說到示威的人,特別是年輕人,阿婆形容,很多人對她特別照顧:「我在街上問路,告訴人我要去中大,有人願意開車送我去;我去到理大,幫手搬嘢,年輕人阻止我,說粗重功夫不讓我做,怕我弄傷腰骨;有一次,有幾個後生仔夾錢要請我坐的士,懇求我:『阿婆,妳畀個機會我地啦!』我唔肯呀,我兩蚊可以搭車,我唔洗你地請。」硬頸阿婆,寧願享受香港老人搭車優惠,劃一兩元港幣的票價。

反修例的年輕人上庭,阿婆又到法庭場支持:「有時入到法庭入面,聽聽吓審我忍不住瞓着覺,唉,但法庭唔准瞓覺的。」阿婆說話有點冷面笑匠風格,令人忍俊不禁。

阿婆堅持,自己出來可以照顧自己:「我勸請我搭的士的人,話經濟唔好,你地儲番啲錢!」她豪氣說:「在示威現場,好多人想保護我,當我 BB 咁保護,我唔洗人保護,出得來就梗係搞得掂啦,唔會累人累物!」從早到晚也在外趕幾場的阿婆,在晚上中氣十足的說。

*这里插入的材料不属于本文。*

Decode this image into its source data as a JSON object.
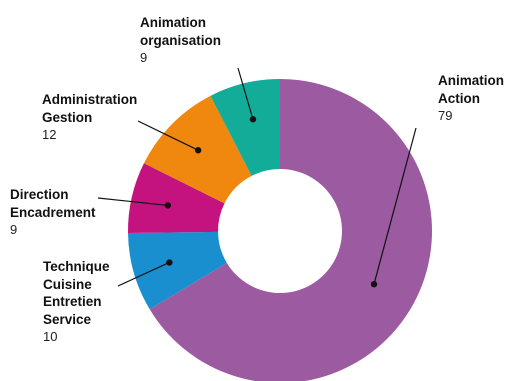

阿婆跟我談了很久,她忽然跟我說:「妳問我咁多嘢,你要付出喎,甚麼也有代價的!」我追問她,「妳想我做甚麼呢?」她說,之前採訪認識了另一個記者,很好人的,大家交換了電話,「今日打兩次畀那位記者,佢都唔聽,都唔知係唔係畀人炒咗魷魚!」阿婆用了一個農民機,不能上網,只能打出打入,我很難解釋給她知道,香港人一般不會接打入來的電話,那多是推銷電話,寧可以短訊通話。

究竟阿婆想我付出甚麼代價?問多兩問,我才明白:「妳要告訴我那裡幾時有活動,等我可以去!」原來如此。